Automatic Monte-Carlo Based Scatter Correction For X-ray cone-beam CT using general purpose graphic processing units (GP-GPU): A feasibility study

AUTHORS
A. Sisniega
M. Abella
E. Lage
M. Desco
J.J. Vaquero
JOURNAL IEEE Nuclear Science Symposium Conference Record, 2012
ABSTRACT
Scattered photons highly degrade the quality of X-ray images and their effect has become more important due to the increasing interest in cone-beam geometry for the acquisition of CT (CBCT) and micro-CT data. The random nature of scatter events and the great influence of the sample suggest that the most accurate methods for their estimation are Monte Carlo (MC) techniques, but their use is usually hampered by the large computation time required to obtain an acceptable estimation of the scattered radiation. We present an approach for scatter correction in CBCT by MC estimation, speeding up the computation by means of general purpose graphic processing units (GPGPU) and developing a framework for the automatic correction and reconstruction of projection data.

The method consists of five stages: FDK reconstruction of the original data; histogram based automatic segmentation of the volume assigning a material and density to each voxel; fast MC estimation of the scatter signal; denoising of the independent scatter components and subtraction from original data; and FDK reconstruction of the corrected data.

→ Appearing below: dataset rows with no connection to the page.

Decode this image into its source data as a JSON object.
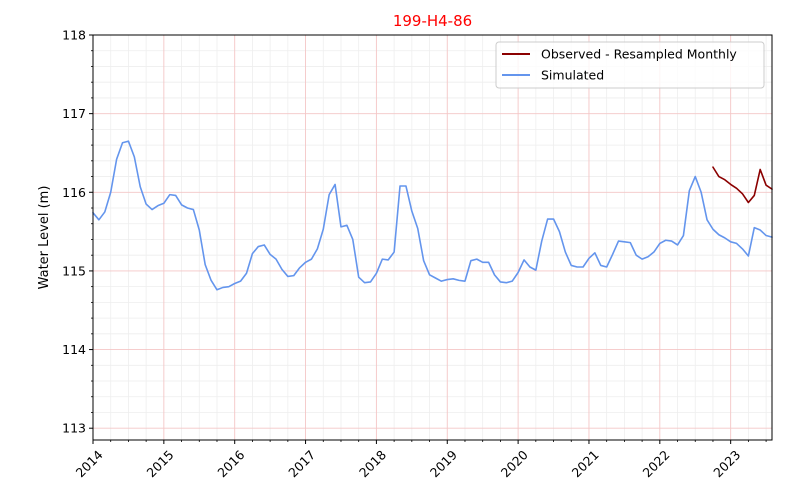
{
  "chart_data": {
    "type": "line",
    "title": "199-H4-86",
    "title_color": "#ff0000",
    "xlabel": "",
    "ylabel": "Water Level (m)",
    "ylim": [
      112.85,
      118
    ],
    "xlim": [
      "2014-01",
      "2023-08"
    ],
    "x_ticks": [
      "2014",
      "2015",
      "2016",
      "2017",
      "2018",
      "2019",
      "2020",
      "2021",
      "2022",
      "2023"
    ],
    "y_ticks": [
      "113",
      "114",
      "115",
      "116",
      "117",
      "118"
    ],
    "grid": true,
    "legend_position": "top-right",
    "series": [
      {
        "name": "Observed - Resampled Monthly",
        "color": "#8b0000",
        "x": [
          "2022-10",
          "2022-11",
          "2022-12",
          "2023-01",
          "2023-02",
          "2023-03",
          "2023-04",
          "2023-05",
          "2023-06",
          "2023-07",
          "2023-08"
        ],
        "y": [
          116.32,
          116.2,
          116.16,
          116.1,
          116.05,
          115.98,
          115.87,
          115.96,
          116.29,
          116.09,
          116.04
        ]
      },
      {
        "name": "Simulated",
        "color": "#6495ed",
        "x": [
          "2014-01",
          "2014-02",
          "2014-03",
          "2014-04",
          "2014-05",
          "2014-06",
          "2014-07",
          "2014-08",
          "2014-09",
          "2014-10",
          "2014-11",
          "2014-12",
          "2015-01",
          "2015-02",
          "2015-03",
          "2015-04",
          "2015-05",
          "2015-06",
          "2015-07",
          "2015-08",
          "2015-09",
          "2015-10",
          "2015-11",
          "2015-12",
          "2016-01",
          "2016-02",
          "2016-03",
          "2016-04",
          "2016-05",
          "2016-06",
          "2016-07",
          "2016-08",
          "2016-09",
          "2016-10",
          "2016-11",
          "2016-12",
          "2017-01",
          "2017-02",
          "2017-03",
          "2017-04",
          "2017-05",
          "2017-06",
          "2017-07",
          "2017-08",
          "2017-09",
          "2017-10",
          "2017-11",
          "2017-12",
          "2018-01",
          "2018-02",
          "2018-03",
          "2018-04",
          "2018-05",
          "2018-06",
          "2018-07",
          "2018-08",
          "2018-09",
          "2018-10",
          "2018-11",
          "2018-12",
          "2019-01",
          "2019-02",
          "2019-03",
          "2019-04",
          "2019-05",
          "2019-06",
          "2019-07",
          "2019-08",
          "2019-09",
          "2019-10",
          "2019-11",
          "2019-12",
          "2020-01",
          "2020-02",
          "2020-03",
          "2020-04",
          "2020-05",
          "2020-06",
          "2020-07",
          "2020-08",
          "2020-09",
          "2020-10",
          "2020-11",
          "2020-12",
          "2021-01",
          "2021-02",
          "2021-03",
          "2021-04",
          "2021-05",
          "2021-06",
          "2021-07",
          "2021-08",
          "2021-09",
          "2021-10",
          "2021-11",
          "2021-12",
          "2022-01",
          "2022-02",
          "2022-03",
          "2022-04",
          "2022-05",
          "2022-06",
          "2022-07",
          "2022-08",
          "2022-09",
          "2022-10",
          "2022-11",
          "2022-12",
          "2023-01",
          "2023-02",
          "2023-03",
          "2023-04",
          "2023-05",
          "2023-06",
          "2023-07",
          "2023-08"
        ],
        "y": [
          115.74,
          115.65,
          115.75,
          116.0,
          116.42,
          116.63,
          116.65,
          116.45,
          116.07,
          115.85,
          115.78,
          115.83,
          115.86,
          115.97,
          115.96,
          115.84,
          115.8,
          115.78,
          115.52,
          115.08,
          114.88,
          114.76,
          114.79,
          114.8,
          114.84,
          114.87,
          114.97,
          115.22,
          115.31,
          115.33,
          115.21,
          115.15,
          115.02,
          114.93,
          114.94,
          115.04,
          115.11,
          115.15,
          115.28,
          115.53,
          115.97,
          116.1,
          115.56,
          115.58,
          115.4,
          114.92,
          114.85,
          114.86,
          114.97,
          115.15,
          115.14,
          115.24,
          116.08,
          116.08,
          115.76,
          115.54,
          115.13,
          114.95,
          114.91,
          114.87,
          114.89,
          114.9,
          114.88,
          114.87,
          115.13,
          115.15,
          115.11,
          115.11,
          114.95,
          114.86,
          114.85,
          114.87,
          114.98,
          115.14,
          115.05,
          115.01,
          115.38,
          115.66,
          115.66,
          115.5,
          115.24,
          115.07,
          115.05,
          115.05,
          115.16,
          115.23,
          115.07,
          115.05,
          115.21,
          115.38,
          115.37,
          115.36,
          115.2,
          115.15,
          115.18,
          115.24,
          115.35,
          115.39,
          115.38,
          115.33,
          115.45,
          116.02,
          116.2,
          116.0,
          115.65,
          115.53,
          115.46,
          115.42,
          115.37,
          115.35,
          115.28,
          115.19,
          115.55,
          115.52,
          115.45,
          115.43
        ]
      }
    ]
  }
}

Every stage runs in a GPGPU using Nvidia CUD A. The MC stage is based on the MC-GPU code. To simulate polychromatic X-ray beams, the Spektr model is used to generate the source spectrum. Photon scattering is forced in order to reduce the number of events needed to obtain an acceptable scatter image weighting the photon histories to assure the correctness of the result. Further reduction in the variance is obtained by split the photon in several virtual photons which are forced point to the detector and are transported with no further interaction to the detector’s surface. Furthermore, the divergence of the execution path of GPGPU kernels has been minimized. These techniques achieve a reduction of the variance of the scatter signal of two orders of magnitude and the final efficiency is improved by a factor of ~30.